More people know who these two are than they do the top ten pound for pound active boxers.

“This is the way now,” said Marshall in agreement. “The bravado and the entertainment, that’s what sells. If you play in the NFL, you get paid regardless of what team you’re on or how they do financially. It’s different in boxing!”

If you check out the Paul IG, you’ll see his default pose features a middle finger flip. I don’t know about you, but that resonates with me. The way the world is, all the bullshit that’s out there, I’m sorta with Jake Paul. So, he’s tapping into an emotional zone that is where about 150M American adults reside. It’s a wide and deep pool. Add to that, you maybe think his antics are buffoonish and shallow. But he’s savvy, he gets what works now, how many younger people think and what they want to see and respond to. The kid is canny, I offer. Know what two accounts he follows on Instagram? His own management company, so he can field offers, and Triller. There’s no room for sentiment, beyond focus on making opportunitities and money, and it shows a singular focus. Yes, it’s a narrow type of savvy, it’s not implied that he’s looking to be a great role model or save some portion of the world. It’s limited, but honest.

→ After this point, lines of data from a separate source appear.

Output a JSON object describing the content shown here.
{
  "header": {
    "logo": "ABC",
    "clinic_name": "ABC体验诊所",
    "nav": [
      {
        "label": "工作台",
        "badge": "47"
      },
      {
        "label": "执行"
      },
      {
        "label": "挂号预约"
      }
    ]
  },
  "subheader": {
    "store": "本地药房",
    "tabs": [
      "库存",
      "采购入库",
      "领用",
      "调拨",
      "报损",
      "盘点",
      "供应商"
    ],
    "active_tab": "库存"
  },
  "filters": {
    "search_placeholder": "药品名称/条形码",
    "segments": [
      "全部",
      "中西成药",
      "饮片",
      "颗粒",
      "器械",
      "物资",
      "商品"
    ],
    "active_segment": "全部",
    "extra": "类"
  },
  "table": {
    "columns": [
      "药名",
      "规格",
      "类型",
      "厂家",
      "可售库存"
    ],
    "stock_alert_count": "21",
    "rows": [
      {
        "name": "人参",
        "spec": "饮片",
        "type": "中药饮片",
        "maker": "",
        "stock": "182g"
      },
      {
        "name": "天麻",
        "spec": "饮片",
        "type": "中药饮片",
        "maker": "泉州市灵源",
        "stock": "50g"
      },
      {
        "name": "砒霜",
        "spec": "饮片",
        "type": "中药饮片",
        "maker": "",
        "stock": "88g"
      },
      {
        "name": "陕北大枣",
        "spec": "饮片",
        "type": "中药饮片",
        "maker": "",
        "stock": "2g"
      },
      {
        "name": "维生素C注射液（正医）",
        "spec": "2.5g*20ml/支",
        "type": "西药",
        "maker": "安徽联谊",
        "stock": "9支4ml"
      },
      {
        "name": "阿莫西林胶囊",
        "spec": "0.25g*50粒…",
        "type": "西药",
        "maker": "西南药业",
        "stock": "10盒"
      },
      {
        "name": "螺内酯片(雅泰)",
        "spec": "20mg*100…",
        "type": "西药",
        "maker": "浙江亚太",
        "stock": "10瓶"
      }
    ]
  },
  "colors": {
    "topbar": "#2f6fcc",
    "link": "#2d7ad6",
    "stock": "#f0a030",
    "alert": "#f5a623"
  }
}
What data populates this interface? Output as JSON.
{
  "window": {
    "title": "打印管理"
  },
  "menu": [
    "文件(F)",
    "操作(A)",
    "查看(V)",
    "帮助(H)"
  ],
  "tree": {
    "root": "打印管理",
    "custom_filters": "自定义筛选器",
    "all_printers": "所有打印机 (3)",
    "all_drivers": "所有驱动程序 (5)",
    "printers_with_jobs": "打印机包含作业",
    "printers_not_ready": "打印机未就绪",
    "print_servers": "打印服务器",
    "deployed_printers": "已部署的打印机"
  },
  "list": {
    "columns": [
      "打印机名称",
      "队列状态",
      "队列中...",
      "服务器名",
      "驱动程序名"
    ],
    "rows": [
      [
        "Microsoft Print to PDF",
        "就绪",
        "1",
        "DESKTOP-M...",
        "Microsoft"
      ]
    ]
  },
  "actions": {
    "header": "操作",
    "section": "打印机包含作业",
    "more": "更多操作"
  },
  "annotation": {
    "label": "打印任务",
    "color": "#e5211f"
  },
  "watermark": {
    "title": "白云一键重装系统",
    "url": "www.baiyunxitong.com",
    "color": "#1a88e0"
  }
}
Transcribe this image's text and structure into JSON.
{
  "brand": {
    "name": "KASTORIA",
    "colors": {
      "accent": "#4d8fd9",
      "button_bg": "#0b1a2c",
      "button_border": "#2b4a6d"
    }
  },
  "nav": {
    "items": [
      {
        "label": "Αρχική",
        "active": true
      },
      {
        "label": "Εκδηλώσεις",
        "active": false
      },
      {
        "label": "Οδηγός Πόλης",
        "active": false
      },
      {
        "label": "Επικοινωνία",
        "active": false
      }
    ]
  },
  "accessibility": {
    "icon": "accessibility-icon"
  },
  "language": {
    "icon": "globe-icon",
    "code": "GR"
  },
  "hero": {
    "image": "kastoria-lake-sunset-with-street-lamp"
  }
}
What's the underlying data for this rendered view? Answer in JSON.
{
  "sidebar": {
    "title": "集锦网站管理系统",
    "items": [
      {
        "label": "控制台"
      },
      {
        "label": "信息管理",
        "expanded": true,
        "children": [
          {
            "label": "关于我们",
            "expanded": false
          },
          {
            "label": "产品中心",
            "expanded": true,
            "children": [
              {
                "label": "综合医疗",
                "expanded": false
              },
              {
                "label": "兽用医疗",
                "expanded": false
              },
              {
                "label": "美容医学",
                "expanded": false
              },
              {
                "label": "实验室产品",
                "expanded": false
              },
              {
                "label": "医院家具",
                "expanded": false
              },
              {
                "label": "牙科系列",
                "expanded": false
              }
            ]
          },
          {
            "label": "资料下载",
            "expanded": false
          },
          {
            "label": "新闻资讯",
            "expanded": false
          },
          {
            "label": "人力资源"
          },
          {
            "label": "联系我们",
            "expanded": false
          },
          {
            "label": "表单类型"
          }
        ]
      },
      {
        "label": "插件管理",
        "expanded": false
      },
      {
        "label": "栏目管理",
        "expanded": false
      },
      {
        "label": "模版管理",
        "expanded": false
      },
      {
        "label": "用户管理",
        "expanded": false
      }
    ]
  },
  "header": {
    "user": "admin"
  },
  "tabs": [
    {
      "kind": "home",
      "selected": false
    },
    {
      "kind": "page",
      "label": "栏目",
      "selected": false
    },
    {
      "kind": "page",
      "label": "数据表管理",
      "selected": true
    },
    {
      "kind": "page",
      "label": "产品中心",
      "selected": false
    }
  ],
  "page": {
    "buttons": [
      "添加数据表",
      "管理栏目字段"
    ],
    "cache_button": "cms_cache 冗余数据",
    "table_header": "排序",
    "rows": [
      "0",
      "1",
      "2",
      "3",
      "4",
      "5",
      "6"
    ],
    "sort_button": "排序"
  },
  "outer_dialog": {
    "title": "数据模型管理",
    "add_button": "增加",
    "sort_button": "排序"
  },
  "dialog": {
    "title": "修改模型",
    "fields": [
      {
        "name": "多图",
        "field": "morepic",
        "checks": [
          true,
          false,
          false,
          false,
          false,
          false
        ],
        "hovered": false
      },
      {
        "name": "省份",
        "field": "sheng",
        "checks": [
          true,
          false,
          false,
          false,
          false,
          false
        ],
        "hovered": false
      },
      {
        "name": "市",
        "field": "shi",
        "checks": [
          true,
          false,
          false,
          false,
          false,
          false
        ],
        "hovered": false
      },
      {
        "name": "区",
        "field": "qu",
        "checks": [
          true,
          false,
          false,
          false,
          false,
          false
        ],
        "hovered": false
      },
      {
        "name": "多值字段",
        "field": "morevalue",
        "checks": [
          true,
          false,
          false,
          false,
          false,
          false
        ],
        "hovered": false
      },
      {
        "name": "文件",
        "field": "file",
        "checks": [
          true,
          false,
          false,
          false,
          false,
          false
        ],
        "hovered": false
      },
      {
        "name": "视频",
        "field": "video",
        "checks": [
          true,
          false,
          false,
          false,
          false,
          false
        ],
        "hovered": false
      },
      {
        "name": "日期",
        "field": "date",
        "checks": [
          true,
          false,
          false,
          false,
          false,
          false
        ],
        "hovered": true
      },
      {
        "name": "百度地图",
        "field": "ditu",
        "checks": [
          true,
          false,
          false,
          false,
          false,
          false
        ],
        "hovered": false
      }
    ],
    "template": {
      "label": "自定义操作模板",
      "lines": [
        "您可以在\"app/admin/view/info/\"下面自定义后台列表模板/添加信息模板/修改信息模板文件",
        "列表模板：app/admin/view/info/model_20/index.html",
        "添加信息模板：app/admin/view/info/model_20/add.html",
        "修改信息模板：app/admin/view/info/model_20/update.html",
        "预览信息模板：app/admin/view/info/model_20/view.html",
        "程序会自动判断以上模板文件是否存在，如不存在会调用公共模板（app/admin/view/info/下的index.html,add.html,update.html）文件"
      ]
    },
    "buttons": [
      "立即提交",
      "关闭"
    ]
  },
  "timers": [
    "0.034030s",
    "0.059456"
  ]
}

I’m in the Kavanaugh camp here, and not in the purist camp. I will say to people who bemoan “YouTuber” fights featuring neophytes lacking in form and technique, “You ever see how the place comes alive when on the rink two hockey players drop the gloves and flail away? How is their form? People respond to the passion and the fury.”

And people responded when Jake Paul came out and showed those attributes against Nate Robinson on Nov. 28. In pro boxing today, powers aren’t “wrong” when they back fighters who possess superlative technique. But they don’t always understand that it comes off like watching physical chess when a Shakur Stevenson or whoever dissects his opponent, and out-boxes the man in dominant fashion. The key word is “out-boxes.” The issue is, for too many portions of too many rounds, in too many fights, people might tune in to see a fight, and instead they see a display of technical superiority. They tuned in to watch a FIGHT! So a relative shitload of people tuned in to watch Caleb Plant beat Caleb Truax last weekend, on a PBC on Fox offering. How many of those people are newbies who might have said, yeah, OK, Plant is good, but what’s new on Netflix? Where is the fury and fire and killer instinct?

Kavanaugh gets that.

That’s why I wouldn’t think to dismiss his Triller Fight Club out of hand, or be one who craves seeing his plan brought to the altar built and maintained by purists, and sacrificed in the name of the sanctity of the sport. That adherence to old school “values” mindset, refusing to adapt to the times and the tastes of rising generations, can and does lead to increasing irrelevance and a slow slide to extinction.